In Today’s Deep Space Extra… NASA asks students for help with the design of eating utensils for astronauts on deep space missions.

Human Deep Space Exploration

Star Trek and NASA just issued a replicator challenge
Popular Science (2/16): NASA has joined with the National Society of Mechanical Engineers in a challenge to school children. The youngsters are asked to create 3-D models of the non-edible utensils humans need to consume food, items that distant astronauts could replicate with a 3-D printer. “We want you to boldly go where no one has gone before, beyond the Space Station, to think about living on the moon, or Mars or beyond,” say sponsors.

The 12 greatest challenges for space exploration
Wired.com (2/16): Humanity is compelled to explore no matter the risk. Space is cold, vast and deadly. Humans will explore it anyway because it’s something human beings do, according to the op-ed.

Space Science

Follow the salt: Search for Mars life may focus on driest regions 
Space.com (2/16): New research suggests that life, if it arose on Mars, survived in regions previously believed to be too dry, even too salty, for microbial activity.

Time-lapse video documents assembly of Webb Telescope primary mirror
Universe Today (2/16): A NASA video shows how the primary mirror of the world’s most powerful space observatory, the James Webb Space Telescope, was assembled at the Goddard Space Flight Center. The JWST is scheduled to launch in late 2018 for observations of the earliest star systems and the evolution of the universe.

Scientists just analyzed the atmosphere of a “super-Earth” for the first time
Washington Post (2/16): Super Earths are believed to be the most common category of planet in the Milky Way galaxy. Like most in its class, Janssen is so close to its star that it’s considered uninhabitable.

Russia’s improved ballistic missiles to be tested as asteroid killers
TASS, or Russia (2/11): Upgraded Russian intercontinental ballistic missiles could be tested against a small class of meteorite that threatens to collide with the Earth, according to a lead researcher. Apophis, which is expected to come close to the Earth in 2036, could serve as one target.

China outlines its long-term vision for space science
GB Times (2/16): China spotlights a new space science agenda that will focus on astronomy, space physics and Earth science. The move was encouraged by Wu Ji, director-general of the National Space Science Centre of Beijing, who was influenced by his experiences in Europe as a young professional engineer.

H-IIA rocket delivers satellite
Japan Times (2/17): Japan’s Astro-H spacecraft, an X-ray observatory, was launched Wednesday atop an H-IIA rocket. Multiple telescopes will be used to study distant black holes and galaxies.

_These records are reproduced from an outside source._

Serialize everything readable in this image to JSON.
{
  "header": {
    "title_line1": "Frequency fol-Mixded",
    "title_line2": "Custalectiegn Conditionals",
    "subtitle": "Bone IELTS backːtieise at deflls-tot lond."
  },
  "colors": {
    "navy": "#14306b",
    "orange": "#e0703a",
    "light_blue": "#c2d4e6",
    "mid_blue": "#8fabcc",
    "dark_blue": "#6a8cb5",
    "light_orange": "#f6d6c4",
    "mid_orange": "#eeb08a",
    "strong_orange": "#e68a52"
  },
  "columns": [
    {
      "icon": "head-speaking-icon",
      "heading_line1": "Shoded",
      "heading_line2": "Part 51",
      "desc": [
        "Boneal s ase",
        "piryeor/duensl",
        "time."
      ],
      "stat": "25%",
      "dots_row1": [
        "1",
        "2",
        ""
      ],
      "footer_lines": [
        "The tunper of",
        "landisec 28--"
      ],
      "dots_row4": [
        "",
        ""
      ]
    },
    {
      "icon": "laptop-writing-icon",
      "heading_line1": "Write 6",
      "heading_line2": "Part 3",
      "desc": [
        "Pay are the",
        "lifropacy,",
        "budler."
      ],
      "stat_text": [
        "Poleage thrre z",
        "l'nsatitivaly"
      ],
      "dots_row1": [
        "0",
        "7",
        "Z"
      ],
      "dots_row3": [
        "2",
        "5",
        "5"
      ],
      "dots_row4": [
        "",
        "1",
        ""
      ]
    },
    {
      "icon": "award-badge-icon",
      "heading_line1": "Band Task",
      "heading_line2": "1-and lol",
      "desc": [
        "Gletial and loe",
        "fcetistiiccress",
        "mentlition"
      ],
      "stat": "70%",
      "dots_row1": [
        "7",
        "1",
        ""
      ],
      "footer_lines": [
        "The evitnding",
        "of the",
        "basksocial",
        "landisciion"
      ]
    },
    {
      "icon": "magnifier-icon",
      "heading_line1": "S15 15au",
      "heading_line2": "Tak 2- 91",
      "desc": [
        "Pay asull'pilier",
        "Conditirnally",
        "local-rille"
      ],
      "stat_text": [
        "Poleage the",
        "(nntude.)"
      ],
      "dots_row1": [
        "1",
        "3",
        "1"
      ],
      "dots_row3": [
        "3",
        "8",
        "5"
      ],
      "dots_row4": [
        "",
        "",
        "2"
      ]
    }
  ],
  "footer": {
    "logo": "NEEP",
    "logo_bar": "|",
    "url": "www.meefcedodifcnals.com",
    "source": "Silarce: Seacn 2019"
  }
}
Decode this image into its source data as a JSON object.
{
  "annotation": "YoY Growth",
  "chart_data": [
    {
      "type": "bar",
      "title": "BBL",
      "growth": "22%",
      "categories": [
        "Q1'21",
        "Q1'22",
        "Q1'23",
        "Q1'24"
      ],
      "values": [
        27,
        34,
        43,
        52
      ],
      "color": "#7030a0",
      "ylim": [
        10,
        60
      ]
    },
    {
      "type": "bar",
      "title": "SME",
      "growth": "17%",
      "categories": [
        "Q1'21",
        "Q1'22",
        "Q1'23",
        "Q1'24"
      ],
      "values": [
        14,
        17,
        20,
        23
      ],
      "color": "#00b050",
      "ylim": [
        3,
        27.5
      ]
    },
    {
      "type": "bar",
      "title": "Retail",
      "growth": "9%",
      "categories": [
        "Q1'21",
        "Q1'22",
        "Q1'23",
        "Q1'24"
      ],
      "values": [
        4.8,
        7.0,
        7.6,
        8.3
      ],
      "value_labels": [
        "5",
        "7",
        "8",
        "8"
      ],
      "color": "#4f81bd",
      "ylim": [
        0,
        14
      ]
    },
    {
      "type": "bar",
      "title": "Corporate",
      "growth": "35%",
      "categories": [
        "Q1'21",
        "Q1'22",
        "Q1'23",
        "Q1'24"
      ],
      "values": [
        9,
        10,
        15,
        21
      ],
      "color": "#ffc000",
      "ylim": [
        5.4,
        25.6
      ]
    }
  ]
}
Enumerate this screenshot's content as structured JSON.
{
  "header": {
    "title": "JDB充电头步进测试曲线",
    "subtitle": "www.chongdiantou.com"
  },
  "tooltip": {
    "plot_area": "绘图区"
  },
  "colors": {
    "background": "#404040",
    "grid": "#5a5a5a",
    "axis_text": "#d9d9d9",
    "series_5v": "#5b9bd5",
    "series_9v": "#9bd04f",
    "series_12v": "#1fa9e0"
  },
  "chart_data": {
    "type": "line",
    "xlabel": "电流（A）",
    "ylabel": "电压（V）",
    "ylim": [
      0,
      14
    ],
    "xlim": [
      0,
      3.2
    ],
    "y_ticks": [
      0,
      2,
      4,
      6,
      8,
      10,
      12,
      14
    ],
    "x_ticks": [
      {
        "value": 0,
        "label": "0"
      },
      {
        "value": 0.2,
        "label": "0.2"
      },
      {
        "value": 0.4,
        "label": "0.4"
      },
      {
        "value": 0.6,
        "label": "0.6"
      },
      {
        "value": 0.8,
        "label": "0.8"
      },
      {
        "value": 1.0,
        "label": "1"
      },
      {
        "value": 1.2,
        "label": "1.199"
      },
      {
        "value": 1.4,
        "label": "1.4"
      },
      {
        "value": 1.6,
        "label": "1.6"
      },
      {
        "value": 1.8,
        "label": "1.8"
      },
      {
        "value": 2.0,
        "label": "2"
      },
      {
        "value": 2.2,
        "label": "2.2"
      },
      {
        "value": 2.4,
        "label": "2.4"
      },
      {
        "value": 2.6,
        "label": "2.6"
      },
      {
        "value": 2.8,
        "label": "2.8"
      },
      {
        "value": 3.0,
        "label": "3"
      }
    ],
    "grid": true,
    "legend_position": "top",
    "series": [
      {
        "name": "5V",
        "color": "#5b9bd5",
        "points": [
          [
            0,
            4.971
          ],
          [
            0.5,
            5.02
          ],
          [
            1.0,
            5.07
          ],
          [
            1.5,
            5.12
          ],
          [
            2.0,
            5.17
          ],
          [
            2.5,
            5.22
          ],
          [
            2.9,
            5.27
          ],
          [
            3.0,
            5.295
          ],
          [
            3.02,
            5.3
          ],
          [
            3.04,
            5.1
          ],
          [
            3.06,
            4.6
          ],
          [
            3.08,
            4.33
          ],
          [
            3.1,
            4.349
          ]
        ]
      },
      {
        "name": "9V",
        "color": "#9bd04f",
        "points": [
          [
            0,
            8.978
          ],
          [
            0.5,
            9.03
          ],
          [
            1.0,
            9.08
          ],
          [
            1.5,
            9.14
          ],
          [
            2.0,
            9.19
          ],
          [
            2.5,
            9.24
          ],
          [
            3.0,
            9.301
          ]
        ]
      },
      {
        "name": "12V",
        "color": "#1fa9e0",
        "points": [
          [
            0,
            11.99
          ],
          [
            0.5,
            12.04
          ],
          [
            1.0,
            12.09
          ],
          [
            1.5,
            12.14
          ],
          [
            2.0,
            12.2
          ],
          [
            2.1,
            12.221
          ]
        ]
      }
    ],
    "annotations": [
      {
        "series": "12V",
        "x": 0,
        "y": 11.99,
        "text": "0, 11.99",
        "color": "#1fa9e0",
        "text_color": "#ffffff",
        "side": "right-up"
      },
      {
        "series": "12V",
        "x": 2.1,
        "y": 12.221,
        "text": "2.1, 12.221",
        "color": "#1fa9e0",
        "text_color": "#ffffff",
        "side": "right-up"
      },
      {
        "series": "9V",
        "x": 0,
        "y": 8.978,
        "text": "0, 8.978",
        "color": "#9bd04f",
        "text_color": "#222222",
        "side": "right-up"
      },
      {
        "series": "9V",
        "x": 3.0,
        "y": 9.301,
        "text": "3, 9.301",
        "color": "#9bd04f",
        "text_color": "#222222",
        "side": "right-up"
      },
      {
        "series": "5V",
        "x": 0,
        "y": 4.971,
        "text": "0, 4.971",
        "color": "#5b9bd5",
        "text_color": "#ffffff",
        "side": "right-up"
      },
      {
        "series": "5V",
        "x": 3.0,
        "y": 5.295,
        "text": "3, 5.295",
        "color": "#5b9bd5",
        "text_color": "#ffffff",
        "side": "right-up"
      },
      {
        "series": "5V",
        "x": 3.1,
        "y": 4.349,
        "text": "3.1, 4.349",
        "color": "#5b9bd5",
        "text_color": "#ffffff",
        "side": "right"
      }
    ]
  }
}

Russian astronomer discovers new source of cosmic radiation
Sputnik News (2/16): Scientists detect signs that Wolf Rayet stellar collisions are a source of cosmic radiation. Wolf Rayet stars are massive stellar bodies that release extremely high bursts of energy. These, in turn, create supersonic winds, which blow outward.

Low Earth Orbit

Sentinel-3A Earth-observing satellite successfully launches from Plesetsk
Spaceflightinsider.com (2/16): Europe’s Sentinel 3A Earth-observing spacecraft lifted off Tuesday from Russia’s northern launch complex to regularly observe the world’s oceans and ice sheets to gauge their response to global weather patterns and climate change.